La ternura del caníbal está dividida en 48 piezas textuales distribuidas a lo largo de cuatro bloques. Prefiero hablar de piezas antes que de capítulos porque todas forman parte de una articulación compuesta por escenas trasladables: el orden que tienen puede alterarse sin que ello conlleve una modificación del sentido último que ofrece el producto literario. El vocablo “capítulo” connota parte de un todo secuenciado bajo una lógica narrativa presidida por la tradicional estructura de comienzo, desarrollo y final.
Cada uno de los bloques tiene su propio narrador. El primero se titula “Introito (para amenizar el baile)”, contiene una pieza sin identificar como tal y quien toma la palabra, da igual cómo se llame o cómo lo llame su acompañante, nos ofrece un poema de José María Millares Sall publicado en Esa luz que nos quema (2009): «Los / zapatos gastados / de arrastrar solo trozos de miseria / y buenos días al trabajo […]». La brevedad que lo caracteriza es proporcional a su significación, que solo es detectable cuando ya se han leído los otros tres bloques. Hasta muy avanzada la novela no sabemos quién es el recitador; y hasta el final no es posible entender el sentido del poema y, si me apuran, hasta del título de la obra de Millares Sall que lo contiene. Como tiene que ser, nada se ha puesto al azar, todo obedece a un plan que, a mi juicio, pasa por sembrar de desconcierto al lector en este primer bloque para, acto seguido, comenzar el segundo con una escena violenta, desgarradora, dura… que evoca el principio de la célebre El año de la seca (1997).
El segundo bloque, intitulado “Primera parte (del susto)”, consta de 47 piezas identificadas. Pablo, cuyo nombre no aparece mencionado ni una sola vez, asume la voz narrativa, que se emite desde el exterior de las cuatro torres. Suyas son la descripción de La Ciudad (pieza 2) y de sus miserias, como la escena de los que buscan comida entre la basura de la pieza 14. No le gusta su trabajo en la fábrica ni quienes la dirigen (piezas 13, 38 y 41); no le gusta una vecina vieja y su pequinés (piezas 32-36); no le gustan los políticos (piezas 5 y 42); no le gusta cumplir con la asistencia obligatoria a los desfiles (pieza 18); no le gusta el trato que recibe de su compañía de seguros, donde deja caer un elocuente «no soy un caníbal, al menos por ahora» (piezas 8 y 17); no le gusta la idea de tener un hijo (pieza 28), etc. Todo lo que no le gusta se traduce o en un ataque caníbal (piezas 1, 20, 36…) o en las consecuencias destructivas propias de un ataque caníbal por su desproporción: muerte de la vieja y su perro, ruptura con Melany, descenso inclemente hacia la degradación más absoluta, la pérdida todo lo que fue.

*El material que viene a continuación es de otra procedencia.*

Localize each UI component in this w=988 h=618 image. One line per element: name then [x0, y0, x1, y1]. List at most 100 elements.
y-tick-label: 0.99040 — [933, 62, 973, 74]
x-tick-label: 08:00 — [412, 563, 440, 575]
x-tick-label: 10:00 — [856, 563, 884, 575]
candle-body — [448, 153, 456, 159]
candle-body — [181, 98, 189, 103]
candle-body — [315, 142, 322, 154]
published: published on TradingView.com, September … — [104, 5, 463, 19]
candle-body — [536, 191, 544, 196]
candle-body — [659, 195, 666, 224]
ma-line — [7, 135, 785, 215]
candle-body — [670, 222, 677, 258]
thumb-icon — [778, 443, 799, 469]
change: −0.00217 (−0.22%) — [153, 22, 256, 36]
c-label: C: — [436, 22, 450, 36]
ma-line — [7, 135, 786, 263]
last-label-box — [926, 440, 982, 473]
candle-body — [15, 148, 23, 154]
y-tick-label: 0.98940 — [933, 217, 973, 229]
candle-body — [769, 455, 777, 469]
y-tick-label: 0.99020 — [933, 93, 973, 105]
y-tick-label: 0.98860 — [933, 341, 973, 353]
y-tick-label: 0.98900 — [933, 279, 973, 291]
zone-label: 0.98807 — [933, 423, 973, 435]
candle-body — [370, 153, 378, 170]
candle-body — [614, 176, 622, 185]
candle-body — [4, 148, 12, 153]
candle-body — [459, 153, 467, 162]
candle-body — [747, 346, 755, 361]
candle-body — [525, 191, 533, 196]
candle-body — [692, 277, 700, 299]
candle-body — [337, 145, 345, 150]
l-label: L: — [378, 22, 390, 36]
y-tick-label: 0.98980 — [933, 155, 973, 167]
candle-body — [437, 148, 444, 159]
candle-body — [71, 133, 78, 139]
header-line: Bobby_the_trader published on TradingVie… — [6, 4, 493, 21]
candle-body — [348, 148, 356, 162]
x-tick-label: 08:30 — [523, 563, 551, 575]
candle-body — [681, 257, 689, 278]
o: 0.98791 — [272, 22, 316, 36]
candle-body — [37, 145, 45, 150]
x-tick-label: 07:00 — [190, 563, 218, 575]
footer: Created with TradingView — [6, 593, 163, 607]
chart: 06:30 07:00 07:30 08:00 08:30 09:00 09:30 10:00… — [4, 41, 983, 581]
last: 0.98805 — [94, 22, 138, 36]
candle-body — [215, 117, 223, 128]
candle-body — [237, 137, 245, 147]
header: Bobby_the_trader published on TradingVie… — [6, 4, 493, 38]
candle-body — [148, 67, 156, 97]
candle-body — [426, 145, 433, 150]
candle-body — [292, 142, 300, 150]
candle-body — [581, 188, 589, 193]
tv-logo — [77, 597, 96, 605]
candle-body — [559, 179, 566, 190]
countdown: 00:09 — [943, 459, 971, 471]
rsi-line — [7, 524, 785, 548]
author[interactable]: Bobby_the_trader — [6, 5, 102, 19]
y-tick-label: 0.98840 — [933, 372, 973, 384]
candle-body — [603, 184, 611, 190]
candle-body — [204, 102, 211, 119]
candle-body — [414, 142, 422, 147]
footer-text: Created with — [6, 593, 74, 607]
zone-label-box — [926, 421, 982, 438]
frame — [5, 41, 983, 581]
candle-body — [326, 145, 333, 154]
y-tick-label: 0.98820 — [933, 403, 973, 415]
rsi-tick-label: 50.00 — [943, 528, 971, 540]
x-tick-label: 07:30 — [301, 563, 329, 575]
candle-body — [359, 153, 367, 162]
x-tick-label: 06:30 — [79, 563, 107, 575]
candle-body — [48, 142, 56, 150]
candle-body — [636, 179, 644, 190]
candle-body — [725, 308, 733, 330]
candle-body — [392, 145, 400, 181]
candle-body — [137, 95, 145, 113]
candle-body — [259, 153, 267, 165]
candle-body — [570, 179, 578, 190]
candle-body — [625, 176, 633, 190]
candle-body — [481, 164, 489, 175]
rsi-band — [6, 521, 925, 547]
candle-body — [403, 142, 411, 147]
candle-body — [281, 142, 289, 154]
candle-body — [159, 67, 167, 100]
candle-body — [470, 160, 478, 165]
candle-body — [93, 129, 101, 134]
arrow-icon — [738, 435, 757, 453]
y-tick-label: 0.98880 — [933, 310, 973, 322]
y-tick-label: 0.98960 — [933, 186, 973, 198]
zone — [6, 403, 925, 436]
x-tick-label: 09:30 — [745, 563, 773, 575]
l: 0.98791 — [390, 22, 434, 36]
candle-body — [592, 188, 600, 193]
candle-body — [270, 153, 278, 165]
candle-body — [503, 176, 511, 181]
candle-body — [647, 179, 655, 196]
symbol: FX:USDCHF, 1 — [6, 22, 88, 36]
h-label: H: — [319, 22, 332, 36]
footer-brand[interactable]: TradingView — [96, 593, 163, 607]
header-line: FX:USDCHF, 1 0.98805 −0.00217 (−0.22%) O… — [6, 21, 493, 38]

El tercer bloque, que responde al título de “Segunda parte (de la interferencia)”, va de la pieza 48 a la 70 (veintitrés piezas identificadas). En este apartado de la novela, Melany cuenta la búsqueda que hace de Pablo para explicarle el porqué de su ruptura e informarle de que es el padre de su hijo. Como no lo encuentra al principio (piezas 48-50), decide ir a las cuatro torres para tratar de localizarlo allí. Su voz se proyecta desde el interior de estas edificaciones, que describe como hiciera Pablo con La Ciudad. La narración de lo que contempla (indigencia, decrepitud…) no difiere del mundo que recoge la primera parte; es más, cabría plantear la imagen de las torres como una muestra pequeña de lo que es la ciudad donde están: los pisos diferencian a los colectivos (viejos frente a jóvenes) y hay barrios internos cuyas señas de identidad son el estilo musical de sus habitantes (pieza 53); hay grupos de corte paramilitar (los de las Botas Militares) que cabe ubicar en cualquier ideología de masas (piezas 55 y 57), etc. Nada dentro de las torres es muy diferente a lo que hay, en general, fuera de ellas; las únicas distinciones, cuando las hay, son de carácter material. En todo lo demás, el nivel de similitud es más elevado de lo que cabría pensar a tenor de los contrastes existentes entre las diferentes clases sociales que pululan en la gran urbe.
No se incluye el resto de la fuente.